Article by Teresa Chang
God is entirely motivated by love. Love moves His hands to action and is the driving force of His heart. Our freedom is a pulsing desire within Him. As a church leader, building a pastoral culture in your church will help each member walk in the freedom and love God has made available to us.
Remember, culture is the shared values, priorities and practices, along with the traditions, symbols and expressions that unite a community. Your culture reflects who your church is at a deep level. As you clarify your values, you establish your priorities—things that are more or less important for how you spend your time, energy and resources. Out of your priorities emerge your everyday practices (things you naturally do on a day-to-day basis). Each of these individual “steps” works to establish a pastoral culture in your church.
How to Build a Pastoral Culture in Your Church
Many apostolic churches that are strong in the prophetic tend to neglect care and community, but we should never do one and leave the other undone. The Church represents the Good Shepherd on the earth; therefore, true and tender care needs to be a part of our culture.
1. Have a strong value for God’s Father-heart.
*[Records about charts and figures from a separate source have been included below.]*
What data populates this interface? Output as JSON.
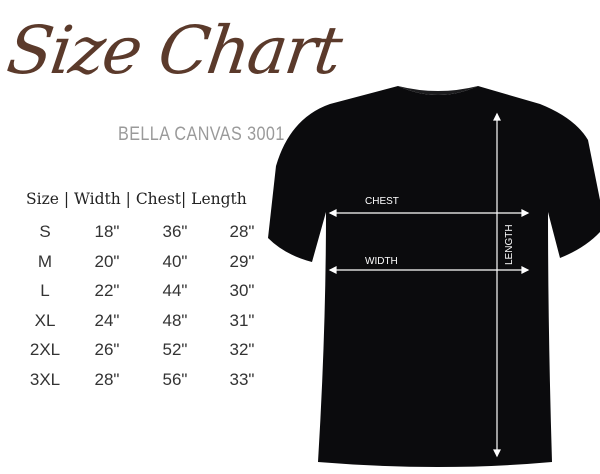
{
  "title": "Size Chart",
  "subtitle": "BELLA CANVAS 3001",
  "table": {
    "header": "Size | Width | Chest| Length",
    "rows": [
      {
        "size": "S",
        "width": "18\"",
        "chest": "36\"",
        "length": "28\""
      },
      {
        "size": "M",
        "width": "20\"",
        "chest": "40\"",
        "length": "29\""
      },
      {
        "size": "L",
        "width": "22\"",
        "chest": "44\"",
        "length": "30\""
      },
      {
        "size": "XL",
        "width": "24\"",
        "chest": "48\"",
        "length": "31\""
      },
      {
        "size": "2XL",
        "width": "26\"",
        "chest": "52\"",
        "length": "32\""
      },
      {
        "size": "3XL",
        "width": "28\"",
        "chest": "56\"",
        "length": "33\""
      }
    ]
  },
  "shirt": {
    "color": "#0b0b0d",
    "labels": {
      "chest": "CHEST",
      "width": "WIDTH",
      "length": "LENGTH"
    }
  },
  "colors": {
    "title": "#5b3a2b",
    "subtitle": "#9a9a9a"
  }
}
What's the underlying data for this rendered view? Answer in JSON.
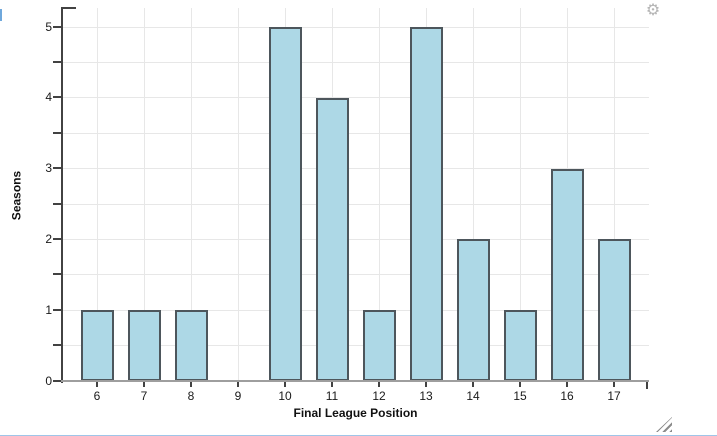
{
  "chart_data": {
    "type": "bar",
    "title": "",
    "xlabel": "Final League Position",
    "ylabel": "Seasons",
    "categories": [
      "6",
      "7",
      "8",
      "9",
      "10",
      "11",
      "12",
      "13",
      "14",
      "15",
      "16",
      "17"
    ],
    "values": [
      1,
      1,
      1,
      0,
      5,
      4,
      1,
      5,
      2,
      1,
      3,
      2
    ],
    "ylim": [
      0,
      5
    ],
    "ytick_labels": [
      "0",
      "1",
      "2",
      "3",
      "4",
      "5"
    ],
    "minor_tick_step": 0.5,
    "grid": true,
    "legend_position": "none",
    "bar_fill": "#ADD8E6",
    "bar_border": "#4D565C",
    "yaxis_color": "#424242",
    "xaxis_color": "#9E9E9E",
    "grid_color": "#E7E7E7",
    "label_color": "#1A1A1A"
  },
  "icons": {
    "settings_gear": "⚙"
  }
}
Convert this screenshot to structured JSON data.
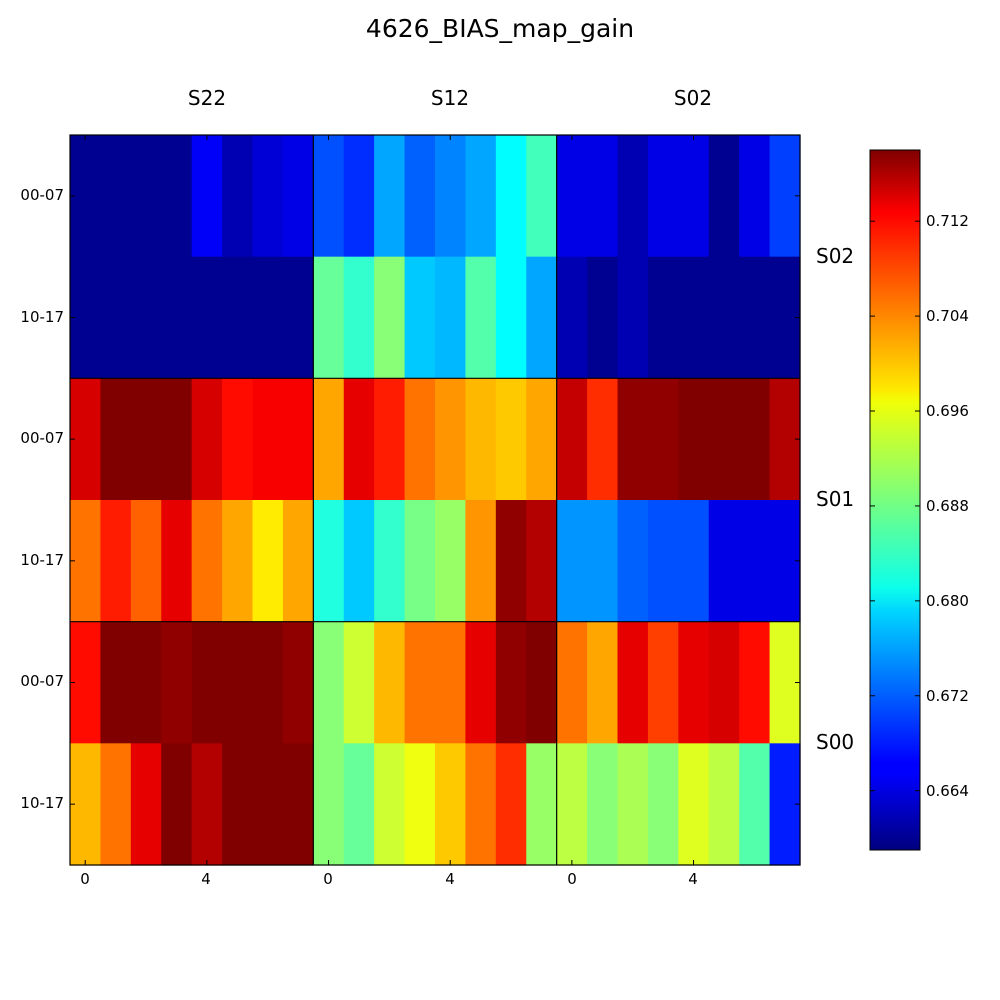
{
  "chart_data": {
    "type": "heatmap",
    "title": "4626_BIAS_map_gain",
    "columns": [
      "S22",
      "S12",
      "S02"
    ],
    "rows": [
      "S02",
      "S01",
      "S00"
    ],
    "y_tick_labels": [
      "00-07",
      "10-17"
    ],
    "x_tick_labels": [
      "0",
      "4"
    ],
    "colorbar": {
      "colormap": "jet",
      "range": [
        0.659,
        0.718
      ],
      "ticks": [
        0.664,
        0.672,
        0.68,
        0.688,
        0.696,
        0.704,
        0.712
      ],
      "tick_labels": [
        "0.664",
        "0.672",
        "0.680",
        "0.688",
        "0.696",
        "0.704",
        "0.712"
      ]
    },
    "cells": [
      [
        [
          0.66,
          0.66,
          0.66,
          0.66,
          0.666,
          0.662,
          0.664,
          0.665
        ],
        [
          0.66,
          0.66,
          0.66,
          0.66,
          0.66,
          0.66,
          0.66,
          0.66
        ],
        [
          0.671,
          0.669,
          0.676,
          0.672,
          0.674,
          0.676,
          0.681,
          0.685
        ],
        [
          0.687,
          0.684,
          0.689,
          0.678,
          0.677,
          0.686,
          0.681,
          0.676
        ],
        [
          0.665,
          0.665,
          0.662,
          0.665,
          0.665,
          0.66,
          0.665,
          0.67
        ],
        [
          0.662,
          0.66,
          0.662,
          0.66,
          0.66,
          0.66,
          0.66,
          0.66
        ]
      ],
      [
        [
          0.713,
          0.718,
          0.718,
          0.718,
          0.713,
          0.71,
          0.711,
          0.711
        ],
        [
          0.704,
          0.709,
          0.705,
          0.712,
          0.704,
          0.701,
          0.697,
          0.701
        ],
        [
          0.701,
          0.712,
          0.709,
          0.704,
          0.702,
          0.7,
          0.699,
          0.701
        ],
        [
          0.683,
          0.678,
          0.684,
          0.688,
          0.69,
          0.702,
          0.717,
          0.715
        ],
        [
          0.714,
          0.708,
          0.717,
          0.717,
          0.718,
          0.718,
          0.718,
          0.715
        ],
        [
          0.675,
          0.675,
          0.672,
          0.671,
          0.671,
          0.665,
          0.665,
          0.665
        ]
      ],
      [
        [
          0.71,
          0.718,
          0.718,
          0.717,
          0.718,
          0.718,
          0.718,
          0.717
        ],
        [
          0.7,
          0.704,
          0.712,
          0.718,
          0.715,
          0.718,
          0.718,
          0.718
        ],
        [
          0.689,
          0.693,
          0.7,
          0.704,
          0.704,
          0.712,
          0.717,
          0.718
        ],
        [
          0.689,
          0.687,
          0.693,
          0.695,
          0.699,
          0.704,
          0.708,
          0.69
        ],
        [
          0.704,
          0.701,
          0.712,
          0.707,
          0.712,
          0.713,
          0.71,
          0.694
        ],
        [
          0.692,
          0.689,
          0.691,
          0.689,
          0.694,
          0.692,
          0.686,
          0.668
        ]
      ]
    ]
  }
}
To build a culture that cares, we need to consider the passion of God’s heart and have a value for fathering, which essentially looks like valuing the innocent and helpless among us. We also need to honor sacrifice and practical love, which is love in action toward one another. These things have a tremendous payoff, and they cannot be left to chance. We have to work at them as a congregation and cause them to grow.
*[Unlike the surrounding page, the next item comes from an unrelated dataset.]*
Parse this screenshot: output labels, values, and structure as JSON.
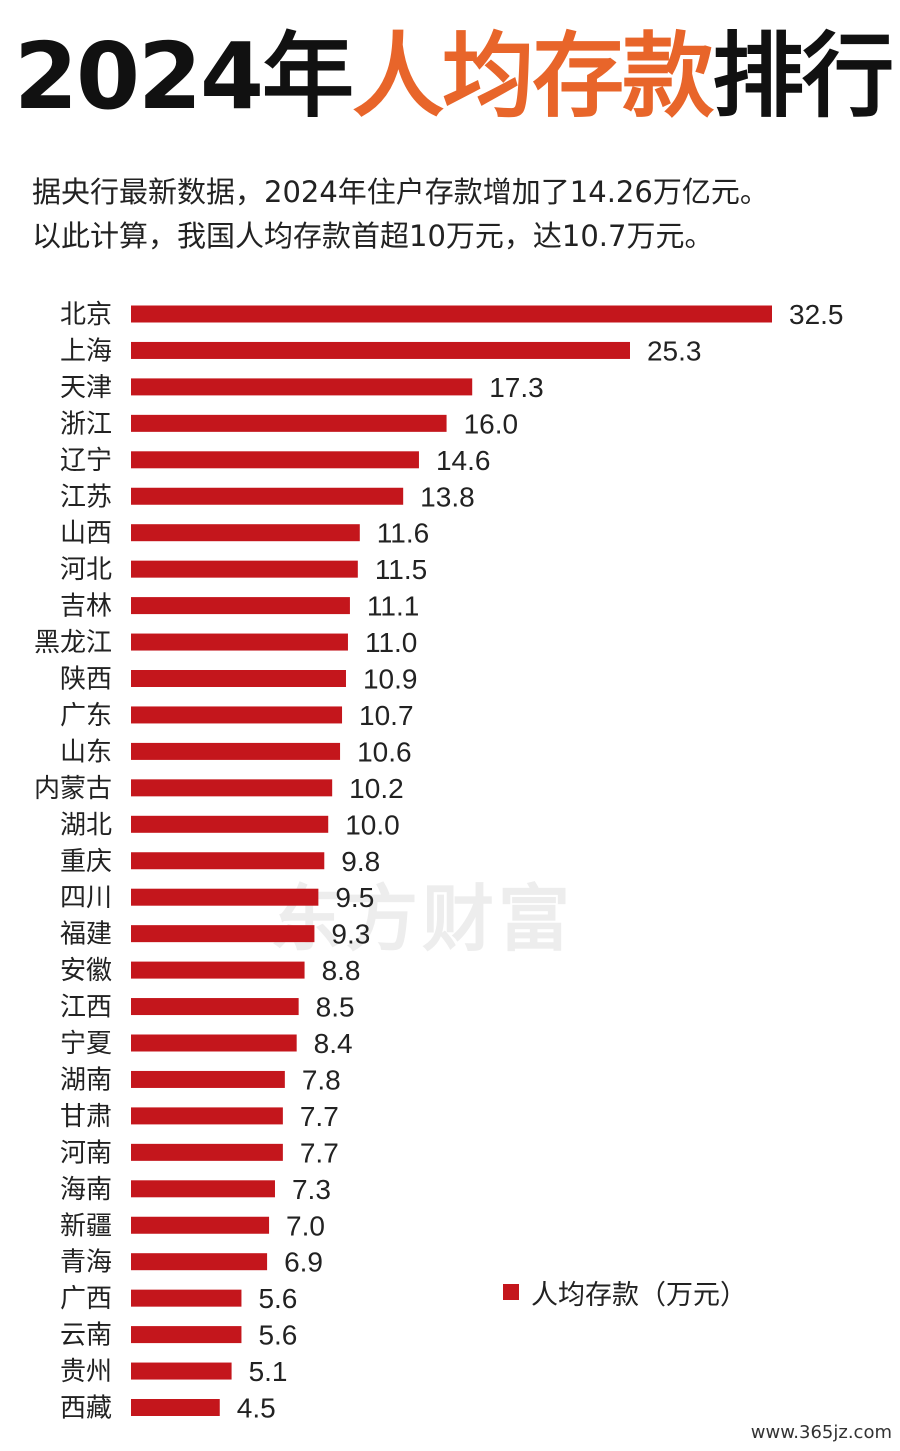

Look closely at the five core values of caring community (providing, protecting, healing, feeding and comforting) and begin to emphasize and implement them, adapting your church language, practices and priorities to support them.
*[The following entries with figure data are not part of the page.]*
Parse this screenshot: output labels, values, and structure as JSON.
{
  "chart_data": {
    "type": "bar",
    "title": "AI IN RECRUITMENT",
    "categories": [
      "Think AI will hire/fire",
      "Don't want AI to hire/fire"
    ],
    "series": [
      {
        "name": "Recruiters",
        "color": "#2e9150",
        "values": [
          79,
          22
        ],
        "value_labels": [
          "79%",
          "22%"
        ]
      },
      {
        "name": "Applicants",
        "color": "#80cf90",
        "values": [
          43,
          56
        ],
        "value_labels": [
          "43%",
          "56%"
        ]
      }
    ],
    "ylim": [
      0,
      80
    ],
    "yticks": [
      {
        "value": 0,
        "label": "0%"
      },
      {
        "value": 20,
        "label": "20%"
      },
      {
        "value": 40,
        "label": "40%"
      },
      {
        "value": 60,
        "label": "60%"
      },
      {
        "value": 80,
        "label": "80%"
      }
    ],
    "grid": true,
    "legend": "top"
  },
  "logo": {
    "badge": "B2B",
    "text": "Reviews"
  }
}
2. Infuse pastoral culture into your primary team.
As a church leader, give your core team a vision and infuse them with the values and priorities that will help them take the vision as their own and spread it through the congregation. Remember, culture reflects the senior leader’s lifestyle and the core community of the leadership team.
3. Bring pastoral culture to your congregation.
Show your church what it looks like to walk in loving community with one another.
Begin to instill pastoral culture in your congregation through personal interaction, public preaching, testimonies and ongoing celebration of cultural successes. As you do these things, you will see pastoral culture form. Every movement needs pastors; they are connectors who naturally link a group together in community.